About 2.7 million Japanese (servicemen and civilians) were dead by the end of the war, 3-4% of the country’s population of 74 million. One quarter of the country’s wealth had been destroyed, including four fifths of its ships, one-third of all industrial machine tools, and a quarter of its rolling stock and motor vehicles. Living standards fell to 65% of prewar levels. Sixty-six major cities had been heavily bombed, and 30% of the population of those cities were now homeless.

Dower, John W., Embracing Defeat: Japan in the Wake of World War II, New York: W.W. Norton & Company, 1999, pp. 37 – 46.

P.S. There was no intention on my behalf to paint the Japanese as victims. War is hell, as "Sourpuss" commented.

Speaking of which, the other day I watched a terrible movie, starring Nicholas Cage, called "USS Indianapolis: Men of Courage". It tells the story of the USS Indianapolis, the destroyer which was sent on a top-secret mission to deliver nuclear material to Tinian island.
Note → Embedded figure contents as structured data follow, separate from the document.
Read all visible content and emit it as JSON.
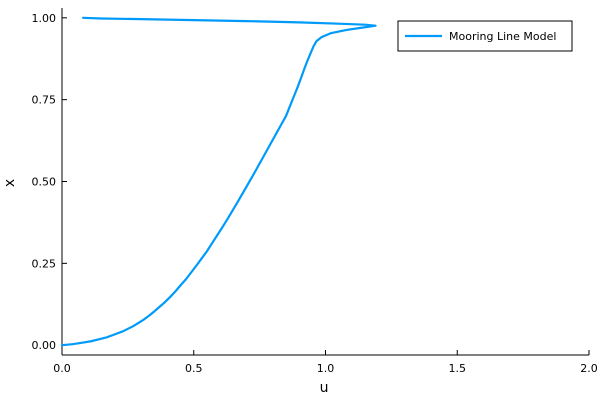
{
  "colors": {
    "series": "#009AFA",
    "axis": "#000000",
    "background": "#FFFFFF"
  },
  "chart_data": {
    "type": "line",
    "xlabel": "u",
    "ylabel": "x",
    "xlim": [
      0,
      2
    ],
    "ylim": [
      -0.03,
      1.03
    ],
    "xticks": [
      0.0,
      0.5,
      1.0,
      1.5,
      2.0
    ],
    "xtick_labels": [
      "0.0",
      "0.5",
      "1.0",
      "1.5",
      "2.0"
    ],
    "yticks": [
      0.0,
      0.25,
      0.5,
      0.75,
      1.0
    ],
    "ytick_labels": [
      "0.00",
      "0.25",
      "0.50",
      "0.75",
      "1.00"
    ],
    "grid": false,
    "legend_position": "top-right",
    "series": [
      {
        "name": "Mooring Line Model",
        "color": "#009AFA",
        "points": [
          [
            0.0,
            0.0
          ],
          [
            0.04,
            0.003
          ],
          [
            0.08,
            0.008
          ],
          [
            0.11,
            0.012
          ],
          [
            0.14,
            0.018
          ],
          [
            0.17,
            0.024
          ],
          [
            0.19,
            0.03
          ],
          [
            0.21,
            0.036
          ],
          [
            0.23,
            0.042
          ],
          [
            0.25,
            0.05
          ],
          [
            0.27,
            0.058
          ],
          [
            0.29,
            0.068
          ],
          [
            0.31,
            0.078
          ],
          [
            0.33,
            0.09
          ],
          [
            0.35,
            0.103
          ],
          [
            0.37,
            0.117
          ],
          [
            0.39,
            0.131
          ],
          [
            0.41,
            0.147
          ],
          [
            0.43,
            0.164
          ],
          [
            0.45,
            0.183
          ],
          [
            0.47,
            0.201
          ],
          [
            0.49,
            0.222
          ],
          [
            0.51,
            0.243
          ],
          [
            0.53,
            0.265
          ],
          [
            0.55,
            0.287
          ],
          [
            0.57,
            0.312
          ],
          [
            0.59,
            0.337
          ],
          [
            0.61,
            0.362
          ],
          [
            0.63,
            0.388
          ],
          [
            0.65,
            0.415
          ],
          [
            0.67,
            0.442
          ],
          [
            0.69,
            0.47
          ],
          [
            0.71,
            0.498
          ],
          [
            0.73,
            0.526
          ],
          [
            0.75,
            0.555
          ],
          [
            0.77,
            0.584
          ],
          [
            0.79,
            0.613
          ],
          [
            0.81,
            0.642
          ],
          [
            0.83,
            0.671
          ],
          [
            0.85,
            0.7
          ],
          [
            0.865,
            0.73
          ],
          [
            0.88,
            0.76
          ],
          [
            0.895,
            0.79
          ],
          [
            0.908,
            0.818
          ],
          [
            0.92,
            0.845
          ],
          [
            0.932,
            0.87
          ],
          [
            0.944,
            0.893
          ],
          [
            0.954,
            0.912
          ],
          [
            0.965,
            0.928
          ],
          [
            0.985,
            0.941
          ],
          [
            1.02,
            0.953
          ],
          [
            1.08,
            0.963
          ],
          [
            1.14,
            0.97
          ],
          [
            1.19,
            0.976
          ],
          [
            1.15,
            0.979
          ],
          [
            1.05,
            0.982
          ],
          [
            0.9,
            0.986
          ],
          [
            0.7,
            0.99
          ],
          [
            0.5,
            0.993
          ],
          [
            0.3,
            0.996
          ],
          [
            0.15,
            0.998
          ],
          [
            0.08,
            1.0
          ]
        ]
      }
    ]
  }
}
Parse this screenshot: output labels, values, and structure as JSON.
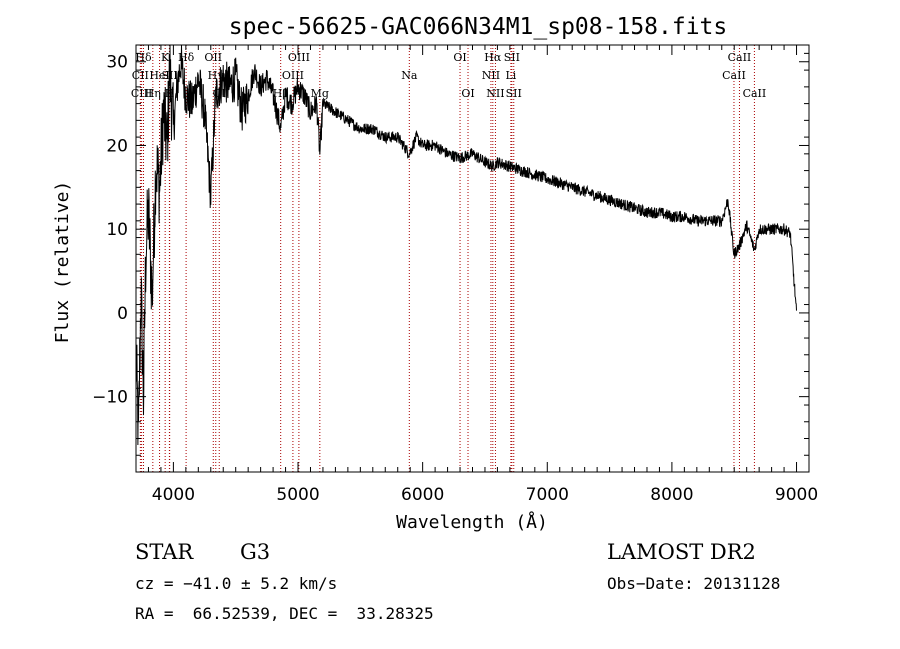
{
  "chart_data": {
    "type": "line",
    "title": "spec-56625-GAC066N34M1_sp08-158.fits",
    "xlabel": "Wavelength (Å)",
    "ylabel": "Flux (relative)",
    "xlim": [
      3700,
      9100
    ],
    "ylim": [
      -19,
      32
    ],
    "x_ticks": [
      4000,
      5000,
      6000,
      7000,
      8000,
      9000
    ],
    "y_ticks": [
      -10,
      0,
      10,
      20,
      30
    ],
    "grid": false,
    "line_color": "#000000",
    "marker_color": "#aa0000",
    "series": [
      {
        "x": [
          3700,
          3720,
          3740,
          3760,
          3780,
          3800,
          3830,
          3860,
          3890,
          3920,
          3950,
          3970,
          4000,
          4030,
          4060,
          4100,
          4150,
          4200,
          4250,
          4300,
          4340,
          4400,
          4450,
          4500,
          4550,
          4600,
          4650,
          4700,
          4750,
          4800,
          4861,
          4900,
          4950,
          5000,
          5050,
          5100,
          5150,
          5175,
          5200,
          5300,
          5400,
          5500,
          5600,
          5700,
          5800,
          5893,
          5950,
          6000,
          6100,
          6200,
          6300,
          6400,
          6500,
          6563,
          6600,
          6700,
          6800,
          6900,
          7000,
          7100,
          7200,
          7300,
          7400,
          7500,
          7600,
          7700,
          7800,
          7900,
          8000,
          8100,
          8200,
          8300,
          8400,
          8450,
          8498,
          8542,
          8600,
          8662,
          8700,
          8800,
          8900,
          8950,
          9000
        ],
        "y": [
          -5,
          -15,
          3,
          -10,
          8,
          12,
          2,
          18,
          15,
          24,
          20,
          29,
          22,
          27,
          30,
          26,
          25,
          28,
          24,
          14,
          26,
          28,
          27,
          28,
          24,
          26,
          29,
          27,
          28,
          26,
          22,
          26,
          25,
          27,
          26,
          24,
          25,
          19,
          25,
          24,
          23,
          22,
          22,
          21,
          21,
          19,
          21,
          20,
          20,
          19,
          18.5,
          19,
          18,
          17.5,
          18,
          17.5,
          17,
          16.5,
          16,
          15.5,
          15,
          14.5,
          14,
          13.5,
          13,
          12.5,
          12,
          12,
          11.5,
          11.5,
          11,
          11,
          11,
          13.5,
          7,
          8,
          10.5,
          7.5,
          10,
          10,
          10,
          9.5,
          0
        ]
      }
    ],
    "lines": [
      {
        "label": "Hδ",
        "x": 3760,
        "row": 1
      },
      {
        "label": "CII",
        "x": 3735,
        "row": 2
      },
      {
        "label": "CIII",
        "x": 3745,
        "row": 3
      },
      {
        "label": "Hη",
        "x": 3835,
        "row": 3
      },
      {
        "label": "HeI",
        "x": 3889,
        "row": 2
      },
      {
        "label": "K",
        "x": 3934,
        "row": 1
      },
      {
        "label": "SII",
        "x": 3970,
        "row": 2
      },
      {
        "label": "H",
        "x": 3968,
        "row": 3
      },
      {
        "label": "Hδ",
        "x": 4102,
        "row": 1
      },
      {
        "label": "OII",
        "x": 4320,
        "row": 1
      },
      {
        "label": "Hγ",
        "x": 4340,
        "row": 2
      },
      {
        "label": "OI",
        "x": 4368,
        "row": 3
      },
      {
        "label": "Hβ",
        "x": 4861,
        "row": 3
      },
      {
        "label": "OIII",
        "x": 4959,
        "row": 2
      },
      {
        "label": "OIII",
        "x": 5007,
        "row": 1
      },
      {
        "label": "Mg",
        "x": 5175,
        "row": 3
      },
      {
        "label": "Na",
        "x": 5893,
        "row": 2
      },
      {
        "label": "OI",
        "x": 6300,
        "row": 1
      },
      {
        "label": "OI",
        "x": 6364,
        "row": 3
      },
      {
        "label": "NII",
        "x": 6548,
        "row": 2
      },
      {
        "label": "Hα",
        "x": 6563,
        "row": 1
      },
      {
        "label": "NII",
        "x": 6584,
        "row": 3
      },
      {
        "label": "SII",
        "x": 6716,
        "row": 1
      },
      {
        "label": "Li",
        "x": 6708,
        "row": 2
      },
      {
        "label": "SII",
        "x": 6731,
        "row": 3
      },
      {
        "label": "CaII",
        "x": 8498,
        "row": 2
      },
      {
        "label": "CaII",
        "x": 8542,
        "row": 1
      },
      {
        "label": "CaII",
        "x": 8662,
        "row": 3
      }
    ]
  },
  "info": {
    "object_class": "STAR",
    "subclass": "G3",
    "survey": "LAMOST DR2",
    "cz": "cz = −41.0 ± 5.2 km/s",
    "obs_date": "Obs−Date: 20131128",
    "radec": "RA =  66.52539, DEC =  33.28325"
  }
}
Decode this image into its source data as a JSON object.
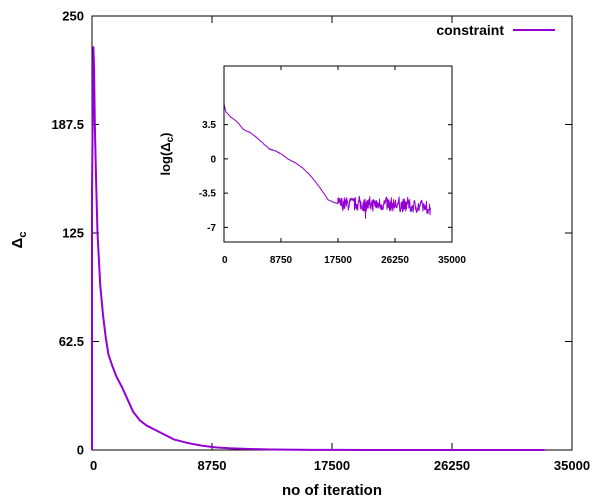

The material would be used in the atomic bombs dropped on Hiroshima and Nagasaki in August. After delivering its cargo, the Indianapolis made its way towards Okinawa, but got sunk by a Japanese submarine in the morning of July 30. Of the 1,196 men on board, 879 died: 300 in the initial attack; and the remaining five hundred due to dehydration, exhaustion, and shark attacks.